Monday, Jan. 14, 1924

Medicine Man McCann

Alfred W. McCann was for years medicine man of The New York Globe. Frank Munsey bought the Globe, sunk it into his Sun, and Mr. McCann joined The Mail. Before the first week of the New Year was up, he had picked a fight with the entire medical profession. His battlefield is tuberculosis of the lungs.

There exists a "lime starvation" treatment, which consists of getting organic lime into the blood. Mr. McCann asserts that the customary sanatorium treatment arrests only 22% of tuberculosis cases, taken at early stages, and treated under ideal conditions, whereas, for 12 years, the "lime starvation" cure has arrested an average of 68%, taken at serious stages, and treated while patients continued to do their regular work. Mr. McCann asserts that the suppression of this cure reveals "the abysmal inertia of the medical profession with respect to a disease so clumsily and inefficiently attacked."
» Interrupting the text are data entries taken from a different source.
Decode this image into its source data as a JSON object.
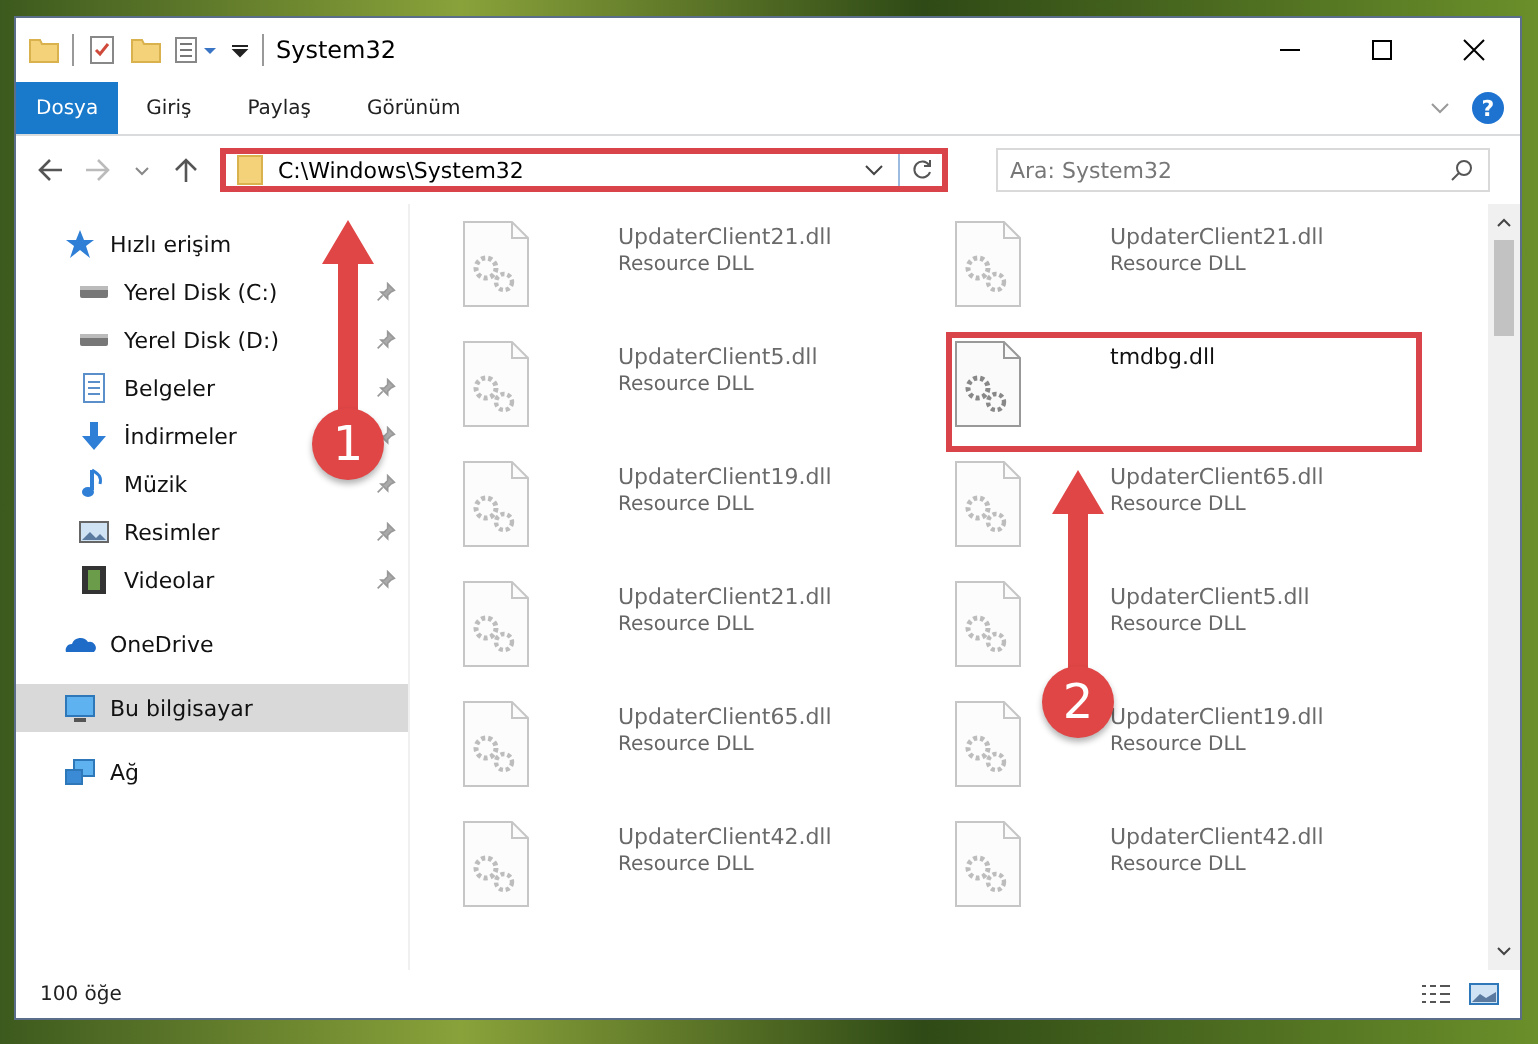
{
  "window": {
    "title": "System32"
  },
  "ribbon_tabs": [
    {
      "label": "Dosya",
      "selected": true
    },
    {
      "label": "Giriş",
      "selected": false
    },
    {
      "label": "Paylaş",
      "selected": false
    },
    {
      "label": "Görünüm",
      "selected": false
    }
  ],
  "help_button": {
    "label": "?"
  },
  "address_bar": {
    "path": "C:\\Windows\\System32",
    "highlighted": true
  },
  "search": {
    "placeholder": "Ara: System32"
  },
  "sidebar": {
    "items": [
      {
        "label": "Hızlı erişim",
        "selected": false,
        "children": [
          {
            "label": "Yerel Disk (C:)",
            "pinned": true,
            "selected": false
          },
          {
            "label": "Yerel Disk (D:)",
            "pinned": true,
            "selected": false
          },
          {
            "label": "Belgeler",
            "pinned": true,
            "selected": false
          },
          {
            "label": "İndirmeler",
            "pinned": true,
            "selected": false
          },
          {
            "label": "Müzik",
            "pinned": true,
            "selected": false
          },
          {
            "label": "Resimler",
            "pinned": true,
            "selected": false
          },
          {
            "label": "Videolar",
            "pinned": true,
            "selected": false
          }
        ]
      },
      {
        "label": "OneDrive",
        "selected": false
      },
      {
        "label": "Bu bilgisayar",
        "selected": true
      },
      {
        "label": "Ağ",
        "selected": false
      }
    ]
  },
  "files": [
    {
      "name": "UpdaterClient21.dll",
      "type": "Resource DLL",
      "blurred": true,
      "highlighted": false
    },
    {
      "name": "UpdaterClient21.dll",
      "type": "Resource DLL",
      "blurred": true,
      "highlighted": false
    },
    {
      "name": "UpdaterClient5.dll",
      "type": "Resource DLL",
      "blurred": true,
      "highlighted": false
    },
    {
      "name": "tmdbg.dll",
      "blurred": false,
      "highlighted": true
    },
    {
      "name": "UpdaterClient19.dll",
      "type": "Resource DLL",
      "blurred": true,
      "highlighted": false
    },
    {
      "name": "UpdaterClient65.dll",
      "type": "Resource DLL",
      "blurred": true,
      "highlighted": false
    },
    {
      "name": "UpdaterClient21.dll",
      "type": "Resource DLL",
      "blurred": true,
      "highlighted": false
    },
    {
      "name": "UpdaterClient5.dll",
      "type": "Resource DLL",
      "blurred": true,
      "highlighted": false
    },
    {
      "name": "UpdaterClient65.dll",
      "type": "Resource DLL",
      "blurred": true,
      "highlighted": false
    },
    {
      "name": "UpdaterClient19.dll",
      "type": "Resource DLL",
      "blurred": true,
      "highlighted": false
    },
    {
      "name": "UpdaterClient42.dll",
      "type": "Resource DLL",
      "blurred": true,
      "highlighted": false
    },
    {
      "name": "UpdaterClient42.dll",
      "type": "Resource DLL",
      "blurred": true,
      "highlighted": false
    }
  ],
  "status_bar": {
    "item_count": "100 öğe"
  },
  "annotations": [
    {
      "label": "1"
    },
    {
      "label": "2"
    }
  ]
}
He supports his charges by two quotations--one from Dr. John F. Murphy, in whose memory a hospital is being built in Chicago: "In fact it [outrageously neglected treatment of tuberculosis] borders on a crime." The other quotation is from Dr. Richard C. Cabot, Harvard: "I know from my own certain knowledge that the vast majority of physicians in Massachusetts cannot make a diagnosis of early tuberculosis. I do not believe that one-tenth of the physicians in any State can tell incipient tuberculosis when they see it from physicial signs."

Mr. McCann concludes that the obstructionist tactics of the American Medical Association keep 10,000,000 American sufferers from hope of recovery. This is a statement that may be characterized as fantastic.